Gu Xiong and I are trying to follow the signs through the suburbs in this small city in the mountains; below us two rivers flow together. At the end of a Cul-De-Sac, we find a sign and then follow a narrow path through the tall yellowing grass and sagebrush to the Kamloops Chinese Cemetery, a desolate area populated by hand-painted wooden markers. A few months later we will locate another such cemetery on Vancouver Island, tucked in to the back and beyond, out on the edge of Cumberland, a town that bulldozed its Chinatown in the 1950s. We’ve been piecing together histories by moving around the country and into the landscape, many of the same landscapes once depicted by the Group of Seven that would have adorned the walls of that Beijing gallery and been translated into that unknown man’s sketchbook. Back then, the images inspired, but they may have also carried another message. Growing up in Canada, those paintings often appeared in more than just art books, they would illustrate books on geography and the histories of resource industries such as mining and logging, oil and gas. Perhaps the Chinese government didn’t understand that these paintings would inspire revolutionary thinking among its youth, but they may not have missed Canada’s history of identifying with, while simultaneously exploiting, the natural world. Canada has consistently identified itself as a land of extraction and these efforts are being undertaken more and more now in collaboration with China and with China in mind. The Group of Seven may have helped to reveal a new Gold Mountain.

I am sitting now with a colleague looking at a painting by Lawren S. Harris that may have been one of the works that hung in Beijing in 1984 and could have made its way into that lost sketchbook. I am “responsible” for this work now and this is what has taken me to California, to imagine exhibiting Harris there to another new audience, and to wonder what they will make of his austere northern visions.

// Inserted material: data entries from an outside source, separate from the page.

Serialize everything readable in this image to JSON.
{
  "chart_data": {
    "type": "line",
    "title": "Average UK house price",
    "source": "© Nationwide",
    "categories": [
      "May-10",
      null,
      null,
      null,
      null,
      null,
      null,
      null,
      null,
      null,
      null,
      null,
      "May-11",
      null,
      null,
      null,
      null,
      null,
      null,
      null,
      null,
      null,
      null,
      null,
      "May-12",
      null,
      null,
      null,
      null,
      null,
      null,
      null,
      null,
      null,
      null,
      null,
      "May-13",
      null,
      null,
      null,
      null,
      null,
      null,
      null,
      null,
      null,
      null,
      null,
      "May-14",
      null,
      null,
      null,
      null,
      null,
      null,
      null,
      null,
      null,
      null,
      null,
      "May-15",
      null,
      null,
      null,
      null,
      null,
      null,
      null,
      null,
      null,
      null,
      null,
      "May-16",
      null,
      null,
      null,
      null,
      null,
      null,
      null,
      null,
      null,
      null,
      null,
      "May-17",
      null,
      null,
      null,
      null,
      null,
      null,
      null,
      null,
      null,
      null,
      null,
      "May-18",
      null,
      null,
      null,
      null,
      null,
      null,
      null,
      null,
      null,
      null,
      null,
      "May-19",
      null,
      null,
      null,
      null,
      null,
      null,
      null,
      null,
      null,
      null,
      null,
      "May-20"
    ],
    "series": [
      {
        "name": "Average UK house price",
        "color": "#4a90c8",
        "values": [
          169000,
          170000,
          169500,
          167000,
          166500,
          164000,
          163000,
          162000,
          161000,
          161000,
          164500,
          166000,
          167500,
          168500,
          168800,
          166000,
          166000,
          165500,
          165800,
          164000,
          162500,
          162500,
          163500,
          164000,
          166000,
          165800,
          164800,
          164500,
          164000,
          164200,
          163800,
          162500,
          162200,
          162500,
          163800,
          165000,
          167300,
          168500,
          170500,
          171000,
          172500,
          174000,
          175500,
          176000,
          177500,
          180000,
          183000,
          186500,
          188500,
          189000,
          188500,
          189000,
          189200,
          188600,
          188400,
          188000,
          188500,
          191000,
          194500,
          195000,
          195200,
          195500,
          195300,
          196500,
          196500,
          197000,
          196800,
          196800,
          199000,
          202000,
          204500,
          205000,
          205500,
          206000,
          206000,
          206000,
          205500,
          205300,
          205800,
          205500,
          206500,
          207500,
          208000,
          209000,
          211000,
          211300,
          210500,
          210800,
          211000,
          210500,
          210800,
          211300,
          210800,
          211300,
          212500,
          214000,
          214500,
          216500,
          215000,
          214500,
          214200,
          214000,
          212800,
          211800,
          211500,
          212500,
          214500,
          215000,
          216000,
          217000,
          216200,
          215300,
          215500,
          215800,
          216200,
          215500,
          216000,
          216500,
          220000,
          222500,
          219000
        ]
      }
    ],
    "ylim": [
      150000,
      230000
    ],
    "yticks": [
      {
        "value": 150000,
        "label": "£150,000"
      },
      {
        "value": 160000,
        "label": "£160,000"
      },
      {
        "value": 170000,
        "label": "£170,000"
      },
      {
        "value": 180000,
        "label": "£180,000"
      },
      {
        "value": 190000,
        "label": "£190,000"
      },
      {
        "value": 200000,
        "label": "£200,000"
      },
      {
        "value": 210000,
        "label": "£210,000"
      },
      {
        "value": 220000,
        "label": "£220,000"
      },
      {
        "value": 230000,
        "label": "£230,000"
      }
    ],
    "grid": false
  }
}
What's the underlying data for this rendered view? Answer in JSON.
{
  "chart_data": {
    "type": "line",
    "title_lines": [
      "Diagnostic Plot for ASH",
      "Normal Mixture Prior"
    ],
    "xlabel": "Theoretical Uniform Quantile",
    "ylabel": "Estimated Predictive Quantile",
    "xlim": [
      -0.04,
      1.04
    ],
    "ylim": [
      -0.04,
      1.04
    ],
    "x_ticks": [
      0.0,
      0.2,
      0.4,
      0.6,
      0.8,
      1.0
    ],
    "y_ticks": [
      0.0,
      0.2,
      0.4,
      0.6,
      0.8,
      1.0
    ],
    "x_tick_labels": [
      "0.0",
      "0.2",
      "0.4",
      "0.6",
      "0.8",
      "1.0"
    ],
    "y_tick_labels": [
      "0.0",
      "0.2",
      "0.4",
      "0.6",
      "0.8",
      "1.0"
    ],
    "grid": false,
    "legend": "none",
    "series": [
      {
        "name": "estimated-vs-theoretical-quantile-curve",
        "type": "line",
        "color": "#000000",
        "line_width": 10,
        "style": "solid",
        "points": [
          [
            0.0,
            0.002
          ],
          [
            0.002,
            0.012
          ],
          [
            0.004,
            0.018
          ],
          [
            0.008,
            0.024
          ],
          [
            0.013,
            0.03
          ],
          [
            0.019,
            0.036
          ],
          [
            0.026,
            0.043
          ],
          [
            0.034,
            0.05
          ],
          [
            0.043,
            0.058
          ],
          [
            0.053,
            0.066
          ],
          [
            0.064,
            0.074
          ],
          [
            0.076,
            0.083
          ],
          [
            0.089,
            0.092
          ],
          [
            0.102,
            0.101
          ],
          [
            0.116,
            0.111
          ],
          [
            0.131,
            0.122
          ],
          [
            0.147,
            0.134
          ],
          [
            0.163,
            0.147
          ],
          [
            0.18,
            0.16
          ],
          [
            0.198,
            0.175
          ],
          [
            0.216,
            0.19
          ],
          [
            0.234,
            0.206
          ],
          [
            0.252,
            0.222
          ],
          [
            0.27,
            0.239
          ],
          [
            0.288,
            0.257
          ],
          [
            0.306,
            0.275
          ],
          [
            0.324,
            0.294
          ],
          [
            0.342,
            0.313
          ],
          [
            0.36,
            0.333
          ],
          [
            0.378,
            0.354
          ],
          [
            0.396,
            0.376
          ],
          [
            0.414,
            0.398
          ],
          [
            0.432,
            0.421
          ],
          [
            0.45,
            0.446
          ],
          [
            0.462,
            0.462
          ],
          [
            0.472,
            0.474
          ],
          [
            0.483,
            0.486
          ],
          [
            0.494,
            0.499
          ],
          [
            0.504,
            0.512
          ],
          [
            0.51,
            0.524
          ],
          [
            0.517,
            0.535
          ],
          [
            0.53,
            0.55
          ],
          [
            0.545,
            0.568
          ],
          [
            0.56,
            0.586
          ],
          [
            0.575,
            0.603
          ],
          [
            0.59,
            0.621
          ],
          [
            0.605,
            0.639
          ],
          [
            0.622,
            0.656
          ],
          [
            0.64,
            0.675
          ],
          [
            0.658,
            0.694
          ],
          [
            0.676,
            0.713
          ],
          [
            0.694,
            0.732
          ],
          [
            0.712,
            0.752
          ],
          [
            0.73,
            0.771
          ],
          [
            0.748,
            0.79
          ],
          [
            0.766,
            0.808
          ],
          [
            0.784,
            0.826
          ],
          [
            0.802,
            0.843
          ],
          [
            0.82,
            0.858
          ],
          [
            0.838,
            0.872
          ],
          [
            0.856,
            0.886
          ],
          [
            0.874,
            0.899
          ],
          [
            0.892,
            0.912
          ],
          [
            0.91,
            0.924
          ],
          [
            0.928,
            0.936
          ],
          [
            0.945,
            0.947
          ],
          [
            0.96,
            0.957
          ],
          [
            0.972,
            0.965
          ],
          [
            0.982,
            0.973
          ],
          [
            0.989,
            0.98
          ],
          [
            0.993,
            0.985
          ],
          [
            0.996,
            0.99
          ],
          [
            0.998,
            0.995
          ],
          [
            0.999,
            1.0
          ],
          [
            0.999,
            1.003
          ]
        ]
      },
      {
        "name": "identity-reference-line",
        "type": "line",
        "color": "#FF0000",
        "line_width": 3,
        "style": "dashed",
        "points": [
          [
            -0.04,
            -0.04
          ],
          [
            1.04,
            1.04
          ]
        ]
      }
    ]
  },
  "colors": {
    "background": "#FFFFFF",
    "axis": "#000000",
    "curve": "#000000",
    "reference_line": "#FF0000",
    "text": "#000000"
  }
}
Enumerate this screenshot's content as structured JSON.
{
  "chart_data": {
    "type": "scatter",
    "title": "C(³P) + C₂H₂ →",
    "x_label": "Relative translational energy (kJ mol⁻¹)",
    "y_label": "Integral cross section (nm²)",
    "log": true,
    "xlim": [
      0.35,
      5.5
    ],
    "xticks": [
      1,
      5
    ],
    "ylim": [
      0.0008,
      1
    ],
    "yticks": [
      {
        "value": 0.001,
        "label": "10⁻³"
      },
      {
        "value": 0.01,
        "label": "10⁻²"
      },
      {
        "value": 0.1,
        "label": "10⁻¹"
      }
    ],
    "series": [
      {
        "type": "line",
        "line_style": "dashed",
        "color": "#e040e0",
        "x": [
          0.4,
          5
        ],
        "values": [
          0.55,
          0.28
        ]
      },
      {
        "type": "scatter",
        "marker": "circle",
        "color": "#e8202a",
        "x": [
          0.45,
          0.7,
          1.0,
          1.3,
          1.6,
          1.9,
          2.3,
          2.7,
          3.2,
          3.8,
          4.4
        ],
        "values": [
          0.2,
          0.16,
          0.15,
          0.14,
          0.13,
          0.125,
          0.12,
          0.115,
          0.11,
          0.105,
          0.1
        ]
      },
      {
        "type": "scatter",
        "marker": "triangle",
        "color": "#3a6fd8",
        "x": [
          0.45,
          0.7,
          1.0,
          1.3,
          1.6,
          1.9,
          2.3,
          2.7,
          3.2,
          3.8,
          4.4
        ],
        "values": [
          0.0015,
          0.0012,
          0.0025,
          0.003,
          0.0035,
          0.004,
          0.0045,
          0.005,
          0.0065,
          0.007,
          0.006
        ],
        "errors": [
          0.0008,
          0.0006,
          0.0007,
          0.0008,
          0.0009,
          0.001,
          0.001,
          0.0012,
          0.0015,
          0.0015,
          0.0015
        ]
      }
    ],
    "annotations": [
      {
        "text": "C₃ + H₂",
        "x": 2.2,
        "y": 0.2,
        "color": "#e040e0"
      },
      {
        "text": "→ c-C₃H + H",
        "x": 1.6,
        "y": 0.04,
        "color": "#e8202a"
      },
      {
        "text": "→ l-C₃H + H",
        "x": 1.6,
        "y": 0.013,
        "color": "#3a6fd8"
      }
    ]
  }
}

By pure coincidence, we all find ourselves in Los Angeles and so we gather together at a table in the warm sun under palm trees, Gu Xiong, Ge Li and their daughter Gu Yu. It turns out that we have all been thinking of migrations, of what it means to be placeless and leading fragmented lives. The next day, Gu Yu and I will meet again and while we wander, we try to piece it all together, all the details of our connections since we met two decades ago. Gu Xiong’s relationship with Gu Yu inspired my relationship with my daughters, they have always been present in my working life, participants who are emerging as collaborators.

On the bus heading up Wiltshire Boulevard I am alone, the ride is long and the traffic is dense. I drift off, losing track of the stops and end up at the end of the line. I step out onto Ocean Drive, descending the steps to the beach and walk out to face the surf. “What’s wrong with you?” she’d asked me again as I headed for the bus. “I have come to realize,” I told her, “that I want to go home, but I don’t really know where that is, and that feels very familiar.” In that moment I realize that everything changed when I met them almost twenty years ago, that since then I have never really looked at a Group of Seven painting without thinking of China, and that I always return to my conversations with them when I think about Canada, its past and its future. My sense of home changed when I met them, became precarious, unstable, ethereal, I came to think of Canada as not a place but more of an unstable idea, a shifting conversation, a tentative, at times provocative, dialogue between individuals and cultural groups that will never settle and may in fact have passed us by, may have just been a story that now lacks coherence and cohesiveness, that has become frayed, like a dream.

“Alex Colville’s horse running towards that oncoming train,” he exclaimed, “that was China to us!” Once again, out of the blue, in the warm sun and under palm trees, my perception is shifted, what I thought I knew is disrupted, and, as always, I am richer for it.